When choosing containers, consider the following tips:

  • Good drainage is essential. Check for the drainage hole(s) before you fill it up with soil. Make sure the drainage holes are unobstructed. Cover the drainage hole with a piece of window screen or a piece of a broken clay pot to allow excess water to drain without losing soil. You may want to add 1" of gravel to the bottom of large containers to add stability. Any pot with a drainage hole in the bottom needs a saucer underneath.
  • If you plan on keeping the container outside during the winter, buy concrete or tough plastic instead of terra-cotta. Terra-cotta will crumble with alternate freezing and thawing.
  • Choose containers that match the plant's form and color. For outdoor use, look for planters to match your landscape.
  • Dark colors will get hotter in summer (especially black plastic).
  • Make sure the container is big enough to allow root growth. Check the plant tag to get an idea of the plant's mature size before planting. If in doubt, get a larger pot. A pot should also be heavy enough to resist wind.
  • A stand with wheels is a good idea for larger pots.
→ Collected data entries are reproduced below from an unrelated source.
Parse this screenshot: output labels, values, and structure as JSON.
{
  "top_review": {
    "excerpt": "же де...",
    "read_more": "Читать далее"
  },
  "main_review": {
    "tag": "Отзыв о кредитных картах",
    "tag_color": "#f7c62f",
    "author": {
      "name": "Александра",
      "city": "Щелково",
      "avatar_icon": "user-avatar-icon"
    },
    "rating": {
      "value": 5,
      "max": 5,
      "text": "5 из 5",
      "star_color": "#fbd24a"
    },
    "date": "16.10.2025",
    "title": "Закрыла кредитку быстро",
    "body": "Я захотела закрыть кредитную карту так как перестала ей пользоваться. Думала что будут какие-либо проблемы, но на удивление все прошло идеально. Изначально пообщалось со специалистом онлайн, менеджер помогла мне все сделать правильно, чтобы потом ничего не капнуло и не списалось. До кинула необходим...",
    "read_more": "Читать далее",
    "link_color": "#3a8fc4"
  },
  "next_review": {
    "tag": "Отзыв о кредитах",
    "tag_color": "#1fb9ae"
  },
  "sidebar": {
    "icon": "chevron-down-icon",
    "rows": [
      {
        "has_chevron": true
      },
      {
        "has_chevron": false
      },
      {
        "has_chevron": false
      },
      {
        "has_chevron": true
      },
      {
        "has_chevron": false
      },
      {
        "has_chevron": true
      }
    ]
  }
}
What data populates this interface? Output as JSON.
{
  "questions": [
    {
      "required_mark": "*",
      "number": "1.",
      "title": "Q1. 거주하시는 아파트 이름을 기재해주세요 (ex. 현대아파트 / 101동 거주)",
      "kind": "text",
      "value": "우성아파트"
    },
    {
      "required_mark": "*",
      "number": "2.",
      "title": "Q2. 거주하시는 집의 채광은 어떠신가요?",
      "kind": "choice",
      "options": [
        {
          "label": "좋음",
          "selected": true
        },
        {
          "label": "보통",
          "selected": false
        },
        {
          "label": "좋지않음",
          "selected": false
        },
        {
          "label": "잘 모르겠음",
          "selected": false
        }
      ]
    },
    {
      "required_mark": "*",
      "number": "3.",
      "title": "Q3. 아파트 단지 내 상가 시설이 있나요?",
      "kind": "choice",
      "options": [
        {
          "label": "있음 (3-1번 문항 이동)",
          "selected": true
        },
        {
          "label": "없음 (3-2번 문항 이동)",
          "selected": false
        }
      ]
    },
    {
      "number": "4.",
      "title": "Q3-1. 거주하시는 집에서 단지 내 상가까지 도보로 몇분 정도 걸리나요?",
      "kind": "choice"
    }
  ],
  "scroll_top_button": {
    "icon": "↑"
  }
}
Basic Container Gardening Elements

For a successful container garden project, pay attention to the basic elements:

  • Soil - Good soil is essential for all container-grown plants. Fill the container with quality potting soil up to an inch from the rim - any more soil will wash out when you water. Expect some settling of soil over time.
  • Water - More frequent watering is necessary for container plants. Water when the soil feels dry to the touch. Continue watering until liquid runs from the bottom of the container. In the hot days of summer, containers may require daily watering. If you are combining plant varieties in a container, make sure the moisture requirements are the same.
  • Food - Use diluted plant food. Because water drains out more quickly, so will the fertilizer. You may fertilize your container garden with either a slow-release fertilizer or a water-soluble, quick release fertilizer such as 20-20-20.
  • Light - Provide light requirements as dictated by the variety. If you are combining plant varieties in a container, make sure the light requirements are the same. Remember to turn the containers occasionally to maximize light exposure on all sides.
  • Planting - Space vegetable, herb, and flower transplants about 1/3 closer than in the garden. This guarantees a full container with a great appearance. A tree or shrub root ball should be only slightly smaller than the container. Repot as needed when growth dictates. It's a good idea to repot every 3-4 years to replace soil which has experienced salt build-up.
  • Temperature - Container plants require extra care to prevent overheating or freezing. Either can cause drying out.
  • Grooming - Prune, deadhead and pinch back as needed. Check container plants often to keep them from getting leggy. Watch for disease and pests. Remove dead foliage and flowers to prevent fungal diseases. Because container plants are closer together, the opportunity for disease is greater.


Winterizing Your Container

In winter, container plants face several challenges. They may dry out or freeze. Freezing can harm both plants and containers. Most plants go into dormancy in colder months as well. The procedure varies by the severity of the winters. Annuals in containers can be discarded at the end of the season. In general, for plants that you want to keep over the winter:

  • Give the plants a final watering.
  • Cut back perennials.
  • Wrap the container in an insulating material. Burlap, old blankets, even bubble wrap can work. Containers can also be insulated with mulch or leaves, anything to protect the plant and container itself from damage.
  • Instead of the above, if you have space, move containers into a sheltered area such as a garage or basement.